The Three-Page Rule for the On-Call Mental Model
The mental model that fits on one page. Three pages, one each for: live state, recent deploys, escalation paths. Why three is the right number.
Page 1: live state
Page one is the current state of every service the on-call owns. The whole picture in one screen, refreshed automatically; the on-call should never be the source of staleness.
- One row per service. Latency, error rate, saturation, recent alerts; status icon for at-a-glance health.
- Auto-updated. The page refreshes itself; the on-call never maintains it; any time-decay risk means stale and untrustworthy.
- Single screen. Surfaces incidents in flight without scrolling; can be checked during the handoff call.

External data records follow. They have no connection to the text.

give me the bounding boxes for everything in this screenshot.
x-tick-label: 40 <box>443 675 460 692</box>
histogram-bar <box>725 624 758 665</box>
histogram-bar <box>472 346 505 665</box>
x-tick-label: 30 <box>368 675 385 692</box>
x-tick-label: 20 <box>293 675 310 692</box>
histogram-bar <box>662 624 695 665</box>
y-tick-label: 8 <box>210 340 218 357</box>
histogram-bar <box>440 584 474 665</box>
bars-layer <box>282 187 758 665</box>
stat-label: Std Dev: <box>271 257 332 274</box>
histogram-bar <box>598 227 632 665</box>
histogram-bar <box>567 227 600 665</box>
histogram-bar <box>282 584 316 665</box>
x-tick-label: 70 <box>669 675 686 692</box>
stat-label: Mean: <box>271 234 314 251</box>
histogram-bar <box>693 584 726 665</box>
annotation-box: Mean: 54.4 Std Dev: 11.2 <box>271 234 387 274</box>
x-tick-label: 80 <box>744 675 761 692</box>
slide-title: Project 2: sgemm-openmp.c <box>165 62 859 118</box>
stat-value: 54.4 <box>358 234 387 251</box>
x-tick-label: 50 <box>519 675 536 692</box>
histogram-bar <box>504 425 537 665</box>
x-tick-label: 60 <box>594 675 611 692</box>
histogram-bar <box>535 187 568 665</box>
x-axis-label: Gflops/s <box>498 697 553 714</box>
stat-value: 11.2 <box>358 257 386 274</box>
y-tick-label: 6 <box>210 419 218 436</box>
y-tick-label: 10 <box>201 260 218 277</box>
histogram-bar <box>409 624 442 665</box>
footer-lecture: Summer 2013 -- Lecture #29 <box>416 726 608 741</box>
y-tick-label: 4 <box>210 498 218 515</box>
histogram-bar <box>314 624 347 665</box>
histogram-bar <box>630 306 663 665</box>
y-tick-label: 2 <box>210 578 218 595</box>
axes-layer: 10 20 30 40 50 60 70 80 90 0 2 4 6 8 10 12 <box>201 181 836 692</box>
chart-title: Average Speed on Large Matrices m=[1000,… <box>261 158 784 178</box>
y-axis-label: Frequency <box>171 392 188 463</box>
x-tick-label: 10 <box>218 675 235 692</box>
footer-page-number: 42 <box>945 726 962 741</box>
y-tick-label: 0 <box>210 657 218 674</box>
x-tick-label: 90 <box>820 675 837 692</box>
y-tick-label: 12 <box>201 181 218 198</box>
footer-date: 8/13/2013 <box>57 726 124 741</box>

- Anchored to ownership. Only services this on-call rotation owns; cross-team noise belongs on someone else’s page one.
Page 2: recent deploys
Page two is every deploy in the last 4 hours: service, version, one-line description, sorted reverse-chronological. When an alert fires, page two is the first place to look because "what changed" is the most common cause of new incidents.
- Last 4 hours only. The default surface is recent; older deploys fall off; dig deeper only if the recent set does not explain.
- Service plus version plus description. Three columns; everything else is noise during an incident.
- Reverse chronological. The most recent deploy is the most likely cause; ordering matters for fast triage.
- Linked to deploy logs. One click from the row to the build log, the PR, and the rollback button; remove the friction.
Page 3: escalation paths
Page three is per-service escalation: who to page for what kind of failure. Database team for DB issues; network team for connectivity; security for credential leaks. Single source of truth, because if escalation paths live in four places, mistakes happen during incidents.
- Per-service primary contact. The team or person to page first for a given service or failure class.
- Secondary on-call plus escalation manager. Two layers of fallback; documented, not assumed.
- "Do not disturb" lists. Holiday, off-call, sabbatical; honoured during incident pages.
- Single source of truth. One canonical page; not a wiki entry, a Slack pin, and a Google doc all drifting separately.